CHARLESTON, W.Va. -- I have a little favor to ask, though it's not really for me. It's for a special young man from Scott Depot named Timothy Merrill.
The favor I'm asking would increase Tim's workload, but his mom insists he'd be OK with that. Better than OK, actually. The extra work would make him happy.
Tim, who is 23 years old and has Down syndrome, has two chores he does to help around the house every day. One is to get the newspaper, and the other is to collect the mail.
Tim's mom, Kathy Gwinn, told me that every day when Tim gets the mail, "He always looks through it and says, 'No mail for me.'"
So Kathy decided she'd try and do something to change that.
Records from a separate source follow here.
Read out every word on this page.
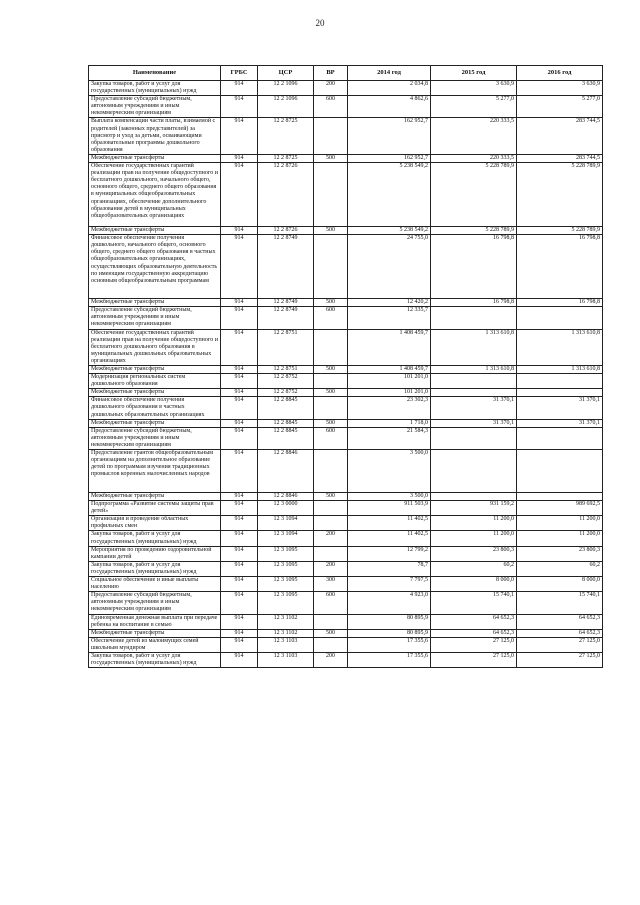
20
Наименование	ГРБС	ЦСР	ВР	2014 год	2015 год	2016 год
Закупка товаров, работ и услуг для государственных (муниципальных) нужд	914	12 2 1096	200	2 034,8	3 630,9	3 630,9
Предоставление субсидий бюджетным, автономным учреждениям и иным некоммерческим организациям	914	12 2 1096	600	4 862,6	5 277,0	5 277,0
Выплата компенсации части платы, взимаемой с родителей (законных представителей) за присмотр и уход за детьми, осваивающими образовательные программы дошкольного образования	914	12 2 8725		162 952,7	220 333,5	283 744,5
Межбюджетные трансферты	914	12 2 8725	500	162 952,7	220 333,5	283 744,5
Обеспечение государственных гарантий реализации прав на получение общедоступного и бесплатного дошкольного, начального общего, основного общего, среднего общего образования в муниципальных общеобразовательных организациях, обеспечение дополнительного образования детей в муниципальных общеобразовательных организациях	914	12 2 8726		5 238 549,2	5 228 789,9	5 228 789,9
Межбюджетные трансферты	914	12 2 8726	500	5 238 549,2	5 228 789,9	5 228 789,9
Финансовое обеспечение получения дошкольного, начального общего, основного общего, среднего общего образования в частных общеобразовательных организациях, осуществляющих образовательную деятельность по имеющим государственную аккредитацию основным общеобразовательным программам	914	12 2 8749		24 755,0	16 798,8	16 798,8
Межбюджетные трансферты	914	12 2 8749	500	12 420,2	16 798,8	16 798,8
Предоставление субсидий бюджетным, автономным учреждениям и иным некоммерческим организациям	914	12 2 8749	600	12 335,7		
Обеспечение государственных гарантий реализации прав на получение общедоступного и бесплатного дошкольного образования в муниципальных дошкольных образовательных организациях	914	12 2 8751		1 408 459,7	1 313 610,8	1 313 610,8
Межбюджетные трансферты	914	12 2 8751	500	1 408 459,7	1 313 610,8	1 313 610,8
Модернизация региональных систем дошкольного образования	914	12 2 8752		101 201,0		
Межбюджетные трансферты	914	12 2 8752	500	101 201,0		
Финансовое обеспечение получения дошкольного образования в частных дошкольных образовательных организациях	914	12 2 8845		23 302,3	31 370,1	31 370,1
Межбюджетные трансферты	914	12 2 8845	500	1 718,0	31 370,1	31 370,1
Предоставление субсидий бюджетным, автономным учреждениям и иным некоммерческим организациям	914	12 2 8845	600	21 584,3		
Предоставление грантов общеобразовательным организациям на дополнительное образование детей по программам изучения традиционных промыслов коренных малочисленных народов	914	12 2 8846		3 500,0		
Межбюджетные трансферты	914	12 2 8846	500	3 500,0		
Подпрограмма «Развитие системы защиты прав детей»	914	12 3 0000		911 503,9	931 159,2	989 692,5
Организация и проведение областных профильных смен	914	12 3 1094		11 402,5	11 200,0	11 200,0
Закупка товаров, работ и услуг для государственных (муниципальных) нужд	914	12 3 1094	200	11 402,5	11 200,0	11 200,0
Мероприятия по проведению оздоровительной кампании детей	914	12 3 1095		12 799,2	23 800,3	23 800,3
Закупка товаров, работ и услуг для государственных (муниципальных) нужд	914	12 3 1095	200	78,7	60,2	60,2
Социальное обеспечение и иные выплаты населению	914	12 3 1095	300	7 797,5	8 000,0	8 000,0
Предоставление субсидий бюджетным, автономным учреждениям и иным некоммерческим организациям	914	12 3 1095	600	4 923,0	15 740,1	15 740,1
Единовременная денежная выплата при передаче ребенка на воспитание в семью	914	12 3 1102		80 895,9	64 652,3	64 652,3
Межбюджетные трансферты	914	12 3 1102	500	80 895,9	64 652,3	64 652,3
Обеспечение детей из малоимущих семей школьным мундиром	914	12 3 1103		17 355,6	27 125,0	27 125,0
Закупка товаров, работ и услуг для государственных (муниципальных) нужд	914	12 3 1103	200	17 355,6	27 125,0	27 125,0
She posted notes on both her personal Facebook page and the Down Syndrome of West Virginia page asking people if they'd mind sending a card to Tim.
The response so far has been heartwarming.
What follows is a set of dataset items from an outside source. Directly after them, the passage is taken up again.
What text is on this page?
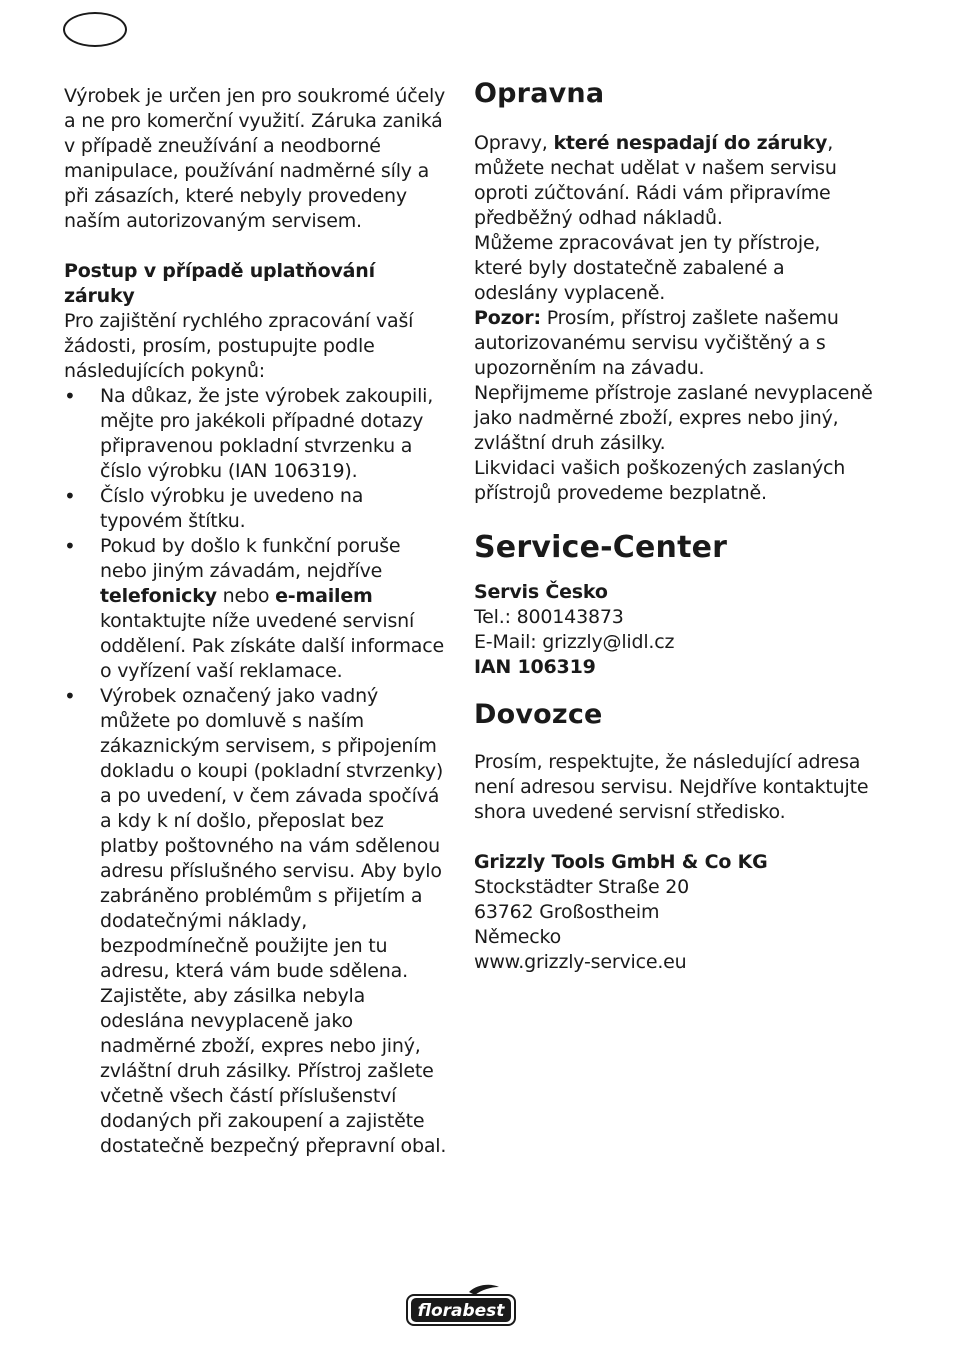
Výrobek je určen jen pro soukromé účely a ne pro komerční využití. Záruka zaniká v případě zneužívání a neodborné manipulace, používání nadměrné síly a při zásazích, které nebyly provedeny naším autorizovaným servisem.

Postup v případě uplatňování záruky

Pro zajištění rychlého zpracování vaší žádosti, prosím, postupujte podle následujících pokynů:

• Na důkaz, že jste výrobek zakoupili, mějte pro jakékoli případné dotazy připravenou pokladní stvrzenku a číslo výrobku (IAN 106319).
• Číslo výrobku je uvedeno na typovém štítku.
• Pokud by došlo k funkční poruše nebo jiným závadám, nejdříve telefonicky nebo e-mailem kontaktujte níže uvedené servisní oddělení. Pak získáte další informace o vyřízení vaší reklamace.
• Výrobek označený jako vadný můžete po domluvě s naším zákaznickým servisem, s připojením dokladu o koupi (pokladní stvrzenky) a po uvedení, v čem závada spočívá a kdy k ní došlo, přeposlat bez platby poštovného na vám sdělenou adresu příslušného servisu. Aby bylo zabráněno problémům s přijetím a dodatečnými náklady, bezpodmínečně použijte jen tu adresu, která vám bude sdělena. Zajistěte, aby zásilka nebyla odeslána nevyplaceně jako nadměrné zboží, expres nebo jiný, zvláštní druh zásilky. Přístroj zašlete včetně všech částí příslušenství dodaných při zakoupení a zajistěte dostatečně bezpečný přepravní obal.
Opravna

Opravy, které nespadají do záruky, můžete nechat udělat v našem servisu oproti zúčtování. Rádi vám připravíme předběžný odhad nákladů.

Můžeme zpracovávat jen ty přístroje, které byly dostatečně zabalené a odeslány vyplaceně.

Pozor: Prosím, přístroj zašlete našemu autorizovanému servisu vyčištěný a s upozorněním na závadu.

Nepřijmeme přístroje zaslané nevyplaceně jako nadměrné zboží, expres nebo jiný, zvláštní druh zásilky.

Likvidaci vašich poškozených zaslaných přístrojů provedeme bezplatně.

Service-Center

Servis Česko

Tel.: 800143873

E-Mail: grizzly@lidl.cz

IAN 106319

Dovozce

Prosím, respektujte, že následující adresa není adresou servisu. Nejdříve kontaktujte shora uvedené servisní středisko.

Grizzly Tools GmbH & Co KG

Stockstädter Straße 20

63762 Großostheim

Německo

www.grizzly-service.eu

florabest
One lady said she was going to send him a card a month for the next year. A professor at Bridgewater State University, in Massachusetts, was having her class send Tim cards. A lady from Hawaii. A local elementary school class.
"When the mailman delivers the mail," Kathy said, "we have to read each card at least once, and some twice. To date, we have received 212 cards from 14 different states and 31 different cities in West Virginia. Some are handmade or have touching personal messages, two had Christmas music, another had candy.
"No one can even begin to imagine how much this has touched my heart for complete strangers to send so many cards to my son. This has been the most emotional experience for me, seeing the magic in his eyes as we read each card."
Kathy and I talked about how being the recipient of kindnesses from strangers can change a person in the most wonderful ways. And having her life changed by others was something with which Kathy was already familiar.